Developing position descriptions
Starting with a well written position description can become your cornerstone to effective people management. It will be the go-to resource for both employees and managers when discussing performance, compensation, recruitment, training and development, and many other leadership activities.
Whether you are drafting a position description for a new position in your organization, or updating old ones, make sure to include only important and relevant information for that position. It is not an exhaustive task list! It’s to define the important essential duties and qualifications.
Here is what you should include at a minimum:
- Position Title – try to make the position title an accurate reflection of the role…both in terms of function and level. Overinflating these can lead to confusion about responsibilities.

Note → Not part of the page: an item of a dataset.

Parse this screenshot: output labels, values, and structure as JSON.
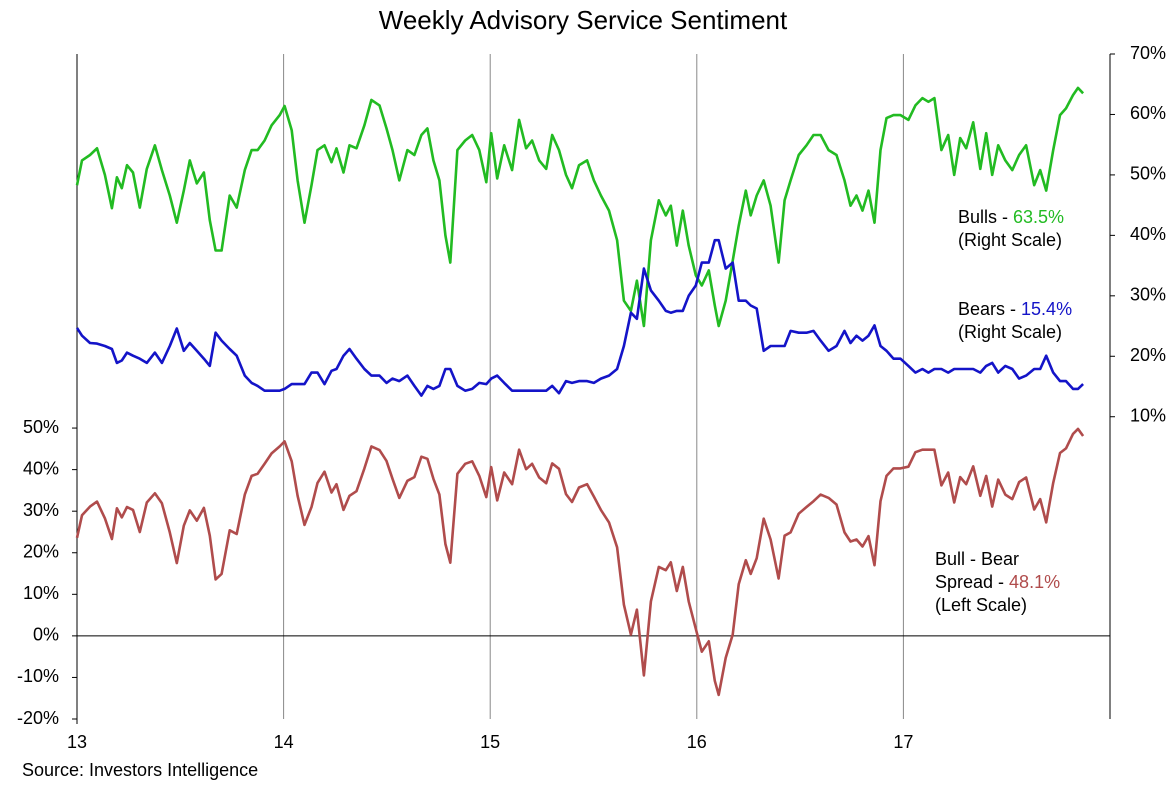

- Position Summary – the summary should only be one sentence…two at the max…and should summarize the role. It should not include every duty and responsibility performed by the employee.

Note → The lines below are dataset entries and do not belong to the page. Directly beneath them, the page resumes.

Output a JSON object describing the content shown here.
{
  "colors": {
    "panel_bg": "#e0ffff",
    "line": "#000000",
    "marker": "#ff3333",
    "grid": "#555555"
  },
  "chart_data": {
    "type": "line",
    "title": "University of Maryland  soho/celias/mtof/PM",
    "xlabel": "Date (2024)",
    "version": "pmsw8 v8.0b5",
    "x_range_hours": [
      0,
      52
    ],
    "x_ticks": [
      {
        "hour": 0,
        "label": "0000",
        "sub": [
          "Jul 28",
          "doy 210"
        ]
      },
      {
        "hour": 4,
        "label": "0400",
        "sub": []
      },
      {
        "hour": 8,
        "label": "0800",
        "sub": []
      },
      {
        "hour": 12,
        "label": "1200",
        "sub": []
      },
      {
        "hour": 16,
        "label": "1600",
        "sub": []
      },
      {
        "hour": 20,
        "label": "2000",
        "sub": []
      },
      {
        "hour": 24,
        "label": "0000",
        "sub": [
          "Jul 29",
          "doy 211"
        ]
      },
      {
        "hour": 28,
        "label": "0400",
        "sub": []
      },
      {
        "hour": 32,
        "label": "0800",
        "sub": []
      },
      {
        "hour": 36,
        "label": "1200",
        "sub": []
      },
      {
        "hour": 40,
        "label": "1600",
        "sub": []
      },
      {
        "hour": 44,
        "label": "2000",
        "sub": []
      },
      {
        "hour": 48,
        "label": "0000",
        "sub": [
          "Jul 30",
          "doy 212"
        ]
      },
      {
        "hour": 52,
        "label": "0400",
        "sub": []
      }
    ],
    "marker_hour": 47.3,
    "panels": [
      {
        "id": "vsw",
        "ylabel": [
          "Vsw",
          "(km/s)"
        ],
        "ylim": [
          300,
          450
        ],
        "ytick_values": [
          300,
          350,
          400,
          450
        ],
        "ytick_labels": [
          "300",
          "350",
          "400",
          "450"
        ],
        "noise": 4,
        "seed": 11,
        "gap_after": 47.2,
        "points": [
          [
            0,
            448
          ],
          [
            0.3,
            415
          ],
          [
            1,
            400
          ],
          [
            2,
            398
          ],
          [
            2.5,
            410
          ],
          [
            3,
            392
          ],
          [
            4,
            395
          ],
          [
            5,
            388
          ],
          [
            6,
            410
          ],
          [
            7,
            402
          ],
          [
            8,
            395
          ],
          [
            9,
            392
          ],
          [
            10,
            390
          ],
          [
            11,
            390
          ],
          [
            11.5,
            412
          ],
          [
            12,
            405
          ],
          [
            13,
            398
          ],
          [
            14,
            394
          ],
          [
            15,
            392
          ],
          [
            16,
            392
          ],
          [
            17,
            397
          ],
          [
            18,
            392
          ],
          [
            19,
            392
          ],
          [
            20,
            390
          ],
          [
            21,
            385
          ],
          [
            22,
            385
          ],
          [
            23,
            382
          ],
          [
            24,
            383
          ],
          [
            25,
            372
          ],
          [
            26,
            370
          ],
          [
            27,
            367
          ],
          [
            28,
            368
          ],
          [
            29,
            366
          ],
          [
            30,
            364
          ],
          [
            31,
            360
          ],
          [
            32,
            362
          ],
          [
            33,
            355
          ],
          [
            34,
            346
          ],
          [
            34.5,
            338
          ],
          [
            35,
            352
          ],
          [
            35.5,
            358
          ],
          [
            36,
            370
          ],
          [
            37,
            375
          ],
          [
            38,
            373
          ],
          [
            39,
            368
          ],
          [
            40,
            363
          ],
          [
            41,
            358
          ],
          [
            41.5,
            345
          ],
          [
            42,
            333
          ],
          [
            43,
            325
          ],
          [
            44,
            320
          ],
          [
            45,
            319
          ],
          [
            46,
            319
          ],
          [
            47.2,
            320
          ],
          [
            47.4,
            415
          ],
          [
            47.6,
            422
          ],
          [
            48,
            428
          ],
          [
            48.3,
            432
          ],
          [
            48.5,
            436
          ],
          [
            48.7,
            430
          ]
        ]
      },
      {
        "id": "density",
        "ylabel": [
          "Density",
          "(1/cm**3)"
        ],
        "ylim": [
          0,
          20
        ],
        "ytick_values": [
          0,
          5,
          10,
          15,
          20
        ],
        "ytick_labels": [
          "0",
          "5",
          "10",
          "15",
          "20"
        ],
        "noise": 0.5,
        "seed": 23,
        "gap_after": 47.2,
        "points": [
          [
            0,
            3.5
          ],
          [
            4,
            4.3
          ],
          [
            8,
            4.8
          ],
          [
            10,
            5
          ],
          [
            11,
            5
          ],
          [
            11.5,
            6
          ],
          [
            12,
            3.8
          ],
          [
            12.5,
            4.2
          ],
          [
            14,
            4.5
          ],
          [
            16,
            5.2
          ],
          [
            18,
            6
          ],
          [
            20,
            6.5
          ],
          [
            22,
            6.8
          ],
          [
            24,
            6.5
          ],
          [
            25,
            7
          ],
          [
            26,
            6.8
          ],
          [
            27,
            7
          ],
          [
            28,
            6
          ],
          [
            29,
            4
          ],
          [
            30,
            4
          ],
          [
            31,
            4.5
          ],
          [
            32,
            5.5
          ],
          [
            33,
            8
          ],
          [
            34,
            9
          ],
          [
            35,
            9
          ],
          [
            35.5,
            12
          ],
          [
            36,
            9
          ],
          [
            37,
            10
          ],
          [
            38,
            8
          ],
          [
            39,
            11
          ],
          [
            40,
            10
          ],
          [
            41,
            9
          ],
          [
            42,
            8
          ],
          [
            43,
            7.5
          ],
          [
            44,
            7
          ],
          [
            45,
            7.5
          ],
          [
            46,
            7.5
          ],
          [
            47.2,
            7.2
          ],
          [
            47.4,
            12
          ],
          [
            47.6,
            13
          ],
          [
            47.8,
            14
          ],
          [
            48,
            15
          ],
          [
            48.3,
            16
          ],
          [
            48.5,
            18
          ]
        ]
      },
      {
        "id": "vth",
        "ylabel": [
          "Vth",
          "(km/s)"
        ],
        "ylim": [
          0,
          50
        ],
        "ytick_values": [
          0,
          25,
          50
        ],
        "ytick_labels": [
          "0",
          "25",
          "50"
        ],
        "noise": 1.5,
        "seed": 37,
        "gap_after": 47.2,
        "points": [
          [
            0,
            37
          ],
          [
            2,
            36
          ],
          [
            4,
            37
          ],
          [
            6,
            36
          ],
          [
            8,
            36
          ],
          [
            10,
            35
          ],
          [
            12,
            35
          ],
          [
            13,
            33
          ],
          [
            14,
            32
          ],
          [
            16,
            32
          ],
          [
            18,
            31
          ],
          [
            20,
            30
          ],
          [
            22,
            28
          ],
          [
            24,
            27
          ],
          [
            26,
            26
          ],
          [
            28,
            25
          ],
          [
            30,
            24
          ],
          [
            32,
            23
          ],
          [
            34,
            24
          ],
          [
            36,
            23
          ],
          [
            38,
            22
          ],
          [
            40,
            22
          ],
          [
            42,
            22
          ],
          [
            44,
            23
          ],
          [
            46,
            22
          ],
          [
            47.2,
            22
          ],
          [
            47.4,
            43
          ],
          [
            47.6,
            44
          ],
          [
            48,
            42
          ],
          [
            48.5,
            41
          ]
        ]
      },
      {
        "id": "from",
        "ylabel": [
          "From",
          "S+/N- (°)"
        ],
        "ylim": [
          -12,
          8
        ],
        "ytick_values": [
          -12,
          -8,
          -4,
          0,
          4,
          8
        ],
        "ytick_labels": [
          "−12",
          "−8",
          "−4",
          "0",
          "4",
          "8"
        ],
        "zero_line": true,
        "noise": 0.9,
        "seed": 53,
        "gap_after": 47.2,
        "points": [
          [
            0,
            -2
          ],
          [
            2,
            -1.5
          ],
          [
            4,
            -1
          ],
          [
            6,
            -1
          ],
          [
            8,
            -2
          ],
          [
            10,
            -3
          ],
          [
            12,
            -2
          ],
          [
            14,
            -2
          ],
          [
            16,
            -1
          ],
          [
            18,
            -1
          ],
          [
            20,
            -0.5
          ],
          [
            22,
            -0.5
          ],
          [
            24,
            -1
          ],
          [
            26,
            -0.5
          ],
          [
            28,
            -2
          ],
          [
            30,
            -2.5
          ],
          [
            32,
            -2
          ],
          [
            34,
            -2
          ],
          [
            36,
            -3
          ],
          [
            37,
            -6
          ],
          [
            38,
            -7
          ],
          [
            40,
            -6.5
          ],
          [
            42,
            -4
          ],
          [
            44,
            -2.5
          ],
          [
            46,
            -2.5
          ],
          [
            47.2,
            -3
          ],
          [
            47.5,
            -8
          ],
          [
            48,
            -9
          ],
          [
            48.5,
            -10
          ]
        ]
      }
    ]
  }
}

- Duties and Responsibilities – the duties and responsibilities should include some more specific items than what was outlined in the position summary, but it should not look like a daily task list of what the employee does from start to end during their workday.
- Experience – these items should be distinguished by what is required versus what is preferred. Required means the employee or candidate absolutely needs this qualification or experience to perform the position. Preferred means that a qualification or experience are nice to have, but not absolutely necessary for the role.
These are just a few important items that you should start with when developing your position descriptions. When a position description is written well and properly outlines the essential function of the position, it will become one of the most useful tools you have to manage people and hold them accountable.